The site is a rath, the Irish term for a ringfort, which was the most common form of rural settlement in Ireland from roughly the fourth to the twelfth centuries. Most were homesteads, enclosing a family's dwelling and outbuildings within a raised earthen ring. This one at Parsonstown is larger than many, with a roughly sub-circular enclosure measuring approximately 42 metres north to south and 37 metres east to west.

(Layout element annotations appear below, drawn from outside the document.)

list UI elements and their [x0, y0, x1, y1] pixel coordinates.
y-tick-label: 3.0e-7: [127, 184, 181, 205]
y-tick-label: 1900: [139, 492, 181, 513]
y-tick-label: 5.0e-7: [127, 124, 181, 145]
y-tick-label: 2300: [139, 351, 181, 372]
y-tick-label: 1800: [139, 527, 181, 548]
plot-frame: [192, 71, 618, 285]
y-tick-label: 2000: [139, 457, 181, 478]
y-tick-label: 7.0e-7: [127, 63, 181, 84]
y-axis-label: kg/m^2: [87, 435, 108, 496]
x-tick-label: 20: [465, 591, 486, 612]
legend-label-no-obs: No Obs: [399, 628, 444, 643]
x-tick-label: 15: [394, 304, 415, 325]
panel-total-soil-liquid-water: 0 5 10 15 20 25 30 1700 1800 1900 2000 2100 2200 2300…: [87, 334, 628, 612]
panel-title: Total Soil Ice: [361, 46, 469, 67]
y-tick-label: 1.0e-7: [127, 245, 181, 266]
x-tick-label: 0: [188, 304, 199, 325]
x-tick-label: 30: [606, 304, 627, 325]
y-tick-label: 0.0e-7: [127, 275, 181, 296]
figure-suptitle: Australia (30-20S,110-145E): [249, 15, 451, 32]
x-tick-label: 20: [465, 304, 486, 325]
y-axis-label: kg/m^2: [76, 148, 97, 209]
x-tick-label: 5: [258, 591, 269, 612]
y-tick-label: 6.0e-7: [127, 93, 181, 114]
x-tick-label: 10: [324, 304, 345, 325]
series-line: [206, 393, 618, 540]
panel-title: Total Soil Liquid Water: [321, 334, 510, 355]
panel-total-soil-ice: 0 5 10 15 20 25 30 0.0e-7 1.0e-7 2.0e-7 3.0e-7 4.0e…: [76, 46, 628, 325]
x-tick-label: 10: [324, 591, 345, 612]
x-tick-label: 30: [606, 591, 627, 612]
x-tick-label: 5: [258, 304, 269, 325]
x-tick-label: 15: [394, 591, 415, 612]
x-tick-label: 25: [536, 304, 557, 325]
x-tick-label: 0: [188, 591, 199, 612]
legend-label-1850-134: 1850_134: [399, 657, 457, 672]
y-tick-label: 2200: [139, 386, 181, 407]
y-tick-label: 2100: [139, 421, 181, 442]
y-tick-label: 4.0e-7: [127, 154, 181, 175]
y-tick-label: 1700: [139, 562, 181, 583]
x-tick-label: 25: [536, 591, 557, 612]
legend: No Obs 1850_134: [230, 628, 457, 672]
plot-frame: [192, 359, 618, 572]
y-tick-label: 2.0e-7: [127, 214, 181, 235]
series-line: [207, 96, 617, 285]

What survives here is a double-banked example, meaning two earthen banks encircle the interior with a fosse, or ditch, running between them. The inner bank remains substantial, though it carries several gaps along its circuit. The fosse itself has been partially absorbed into later field boundaries, and in those sections it appears to have been artificially steepened, its original profile altered by whoever set the field fences. The outer bank is considerably lower. At the eastern side, a narrow entrance gap roughly two and a half metres wide is accompanied by a slight causeway crossing the fosse, the original threshold of the enclosure still legible in the ground. Inside, faint traces of cultivation ridges run across the sloping interior, suggesting the enclosed space was put to agricultural use at some point after the ringfort fell out of residential occupation. Two modern field fences cut across the monument, one running north to south across the western side and another east to west across the southern portion, the working landscape of later centuries laid directly over the earlier one. A second ringfort lies approximately 125 metres to the north-east, a reminder that such sites were rarely isolated; families and communities clustered within sight of one another across the Irish midland countryside.